You will recognize the obvious much sooner than the experts.
The intensity of a cheese’s flavor is inversely proportional to the thickness of its slices.
When you are conversing with people who don’t speak English, assume that they understand about half as much as they look like they understand.
A developer who buys a residential lot or property in Somerville will obtain permission form the Zoning Board of Appeals to build more units that the Zoning Code allows.
Those units will cost more than the homes that surround them.
Don’t enter a poker game unless you have fifty times the betting limit in your pocket.
The diameter of a tree trunk in inches is the radius of the root system in feet.
New arrivals to Somerville remain politically inert for seven years unless they have children who are in public schools.
In half the cases, an employee calling in sick is actually sick.

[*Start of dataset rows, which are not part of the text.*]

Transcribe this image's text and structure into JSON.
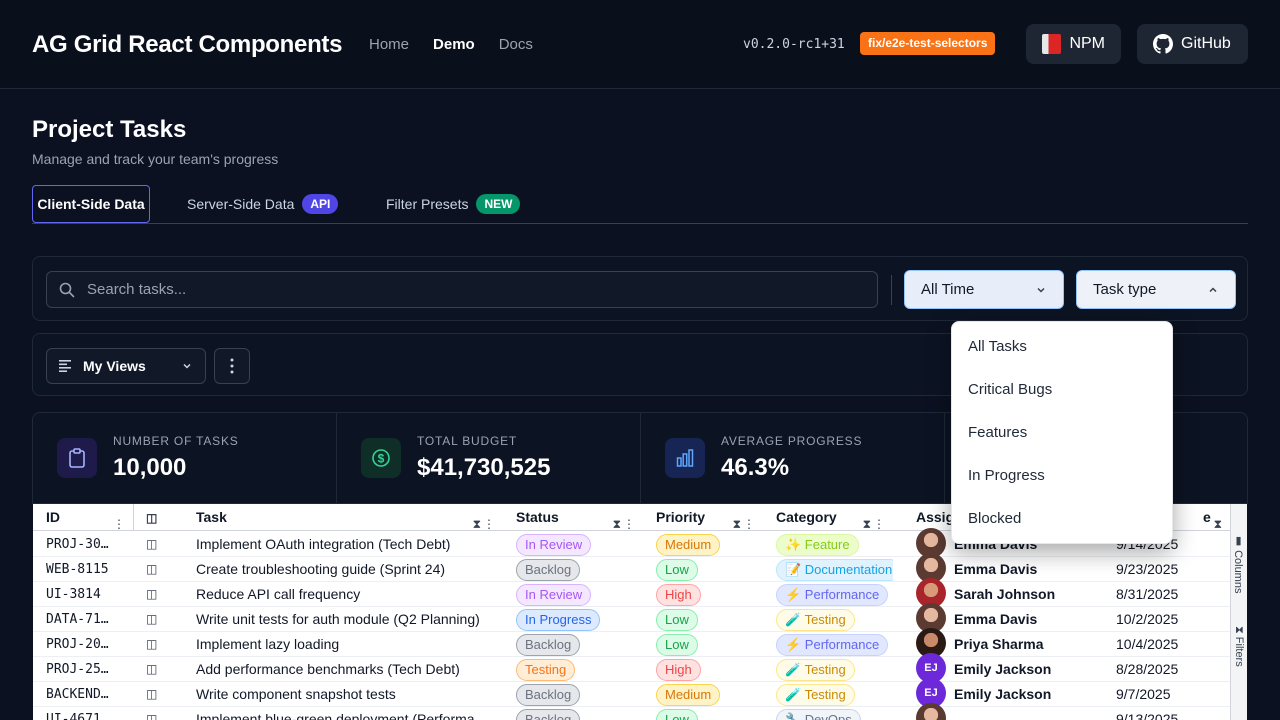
{
  "header": {
    "brand": "AG Grid React Components",
    "nav": [
      "Home",
      "Demo",
      "Docs"
    ],
    "version": "v0.2.0-rc1+31",
    "branch": "fix/e2e-test-selectors",
    "npm_label": "NPM",
    "github_label": "GitHub"
  },
  "page": {
    "title": "Project Tasks",
    "subtitle": "Manage and track your team's progress"
  },
  "tabs": {
    "client": "Client-Side Data",
    "server": "Server-Side Data",
    "server_badge": "API",
    "presets": "Filter Presets",
    "presets_badge": "NEW"
  },
  "filters": {
    "search_placeholder": "Search tasks...",
    "time_value": "All Time",
    "type_value": "Task type",
    "type_options": [
      "All Tasks",
      "Critical Bugs",
      "Features",
      "In Progress",
      "Blocked"
    ]
  },
  "views": {
    "label": "My Views"
  },
  "stats": [
    {
      "label": "NUMBER OF TASKS",
      "value": "10,000"
    },
    {
      "label": "TOTAL BUDGET",
      "value": "$41,730,525"
    },
    {
      "label": "AVERAGE PROGRESS",
      "value": "46.3%"
    }
  ],
  "grid": {
    "headers": {
      "id": "ID",
      "task": "Task",
      "status": "Status",
      "priority": "Priority",
      "category": "Category",
      "assignee": "Assig",
      "due": "e"
    },
    "side_columns": "Columns",
    "side_filters": "Filters",
    "rows": [
      {
        "id": "PROJ-30…",
        "task": "Implement OAuth integration (Tech Debt)",
        "status": "In Review",
        "priority": "Medium",
        "category": "✨ Feature",
        "assignee": "Emma Davis",
        "due": "9/14/2025"
      },
      {
        "id": "WEB-8115",
        "task": "Create troubleshooting guide (Sprint 24)",
        "status": "Backlog",
        "priority": "Low",
        "category": "📝 Documentation",
        "assignee": "Emma Davis",
        "due": "9/23/2025"
      },
      {
        "id": "UI-3814",
        "task": "Reduce API call frequency",
        "status": "In Review",
        "priority": "High",
        "category": "⚡ Performance",
        "assignee": "Sarah Johnson",
        "due": "8/31/2025"
      },
      {
        "id": "DATA-71…",
        "task": "Write unit tests for auth module (Q2 Planning)",
        "status": "In Progress",
        "priority": "Low",
        "category": "🧪 Testing",
        "assignee": "Emma Davis",
        "due": "10/2/2025"
      },
      {
        "id": "PROJ-20…",
        "task": "Implement lazy loading",
        "status": "Backlog",
        "priority": "Low",
        "category": "⚡ Performance",
        "assignee": "Priya Sharma",
        "due": "10/4/2025"
      },
      {
        "id": "PROJ-25…",
        "task": "Add performance benchmarks (Tech Debt)",
        "status": "Testing",
        "priority": "High",
        "category": "🧪 Testing",
        "assignee": "Emily Jackson",
        "due": "8/28/2025"
      },
      {
        "id": "BACKEND…",
        "task": "Write component snapshot tests",
        "status": "Backlog",
        "priority": "Medium",
        "category": "🧪 Testing",
        "assignee": "Emily Jackson",
        "due": "9/7/2025"
      },
      {
        "id": "UI-4671",
        "task": "Implement blue-green deployment (Performa",
        "status": "Backlog",
        "priority": "Low",
        "category": "🔧 DevOps",
        "assignee": "",
        "due": "9/13/2025"
      }
    ],
    "avatar_initials": "EJ"
  },
  "colors": {
    "accent": "#6366f1",
    "branch_badge": "#f97316",
    "api_badge": "#4f46e5",
    "new_badge": "#059669",
    "background": "#0b1120"
  }
}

We tend to do to others what has been done to us.
To estimate the number of calories that you consume each day, multiply your weight by 15. To gain or lose weight, increase or decrease this number by 20%.
A used tool in good condition should cost no more than half the price of a new one.
The number of seconds between lightning and thunder, divided by five, is the number of miles you are away from it.
Any time a mechanic begins by telling you how lucky you are that you brought your car in when you did, plan on spending at least $500.
If for some reason you need to wear a tuxedo more than once every year, it is cheaper to buy than to rent.
Somerville government costs $132,000 per year for every taxable acre of land.
A 3/4 front view makes the best photo for selling a car.
A ball hit to left field by a left-handed hitter will slice toward the left-field line, and vice versa.
The third restaurant that goes into a space is usually the one that succeeds.
During a job interview, don’t spend more than 60 seconds answering any one question.
To blow a tree stump out of the ground, use one stick of dynamite for every four inches in stump diameter.
When writing an ad, keep each sentence to twelve words or less. A billboard should have not more than seven words and two things to look at.
Someone speaking in passive voice is probably concealing something. Doubt anyone who seems to be speaking with strong emotion, but whose shoulders are relaxed.
On government multiple-choice exams, the longest answer is usually the correct one.
The most offensive people are also usually the most easily offended.
When the temperature at sunset is 50 degrees or less, there will probably be a frost.
A garment is probably well made if stripes and plaids are matched at the seams.
If something that is not human bites you, it is probably female.
If you can’t see a car’s rear tires at a stoplight, or if you can read its odometer, you’re too close.
You can always find one good reason to do anything. Find at least two.
The speed that allows the most cars to use a road at once is 22 mph.
Ten people will raise the temperature of a medium sized room 1 degree per hour.
The average car loses half its market value every four years.
If fewer than 8 of the 11 aldermen vote for a measure, it means that the mayor doesn’t care if it passes.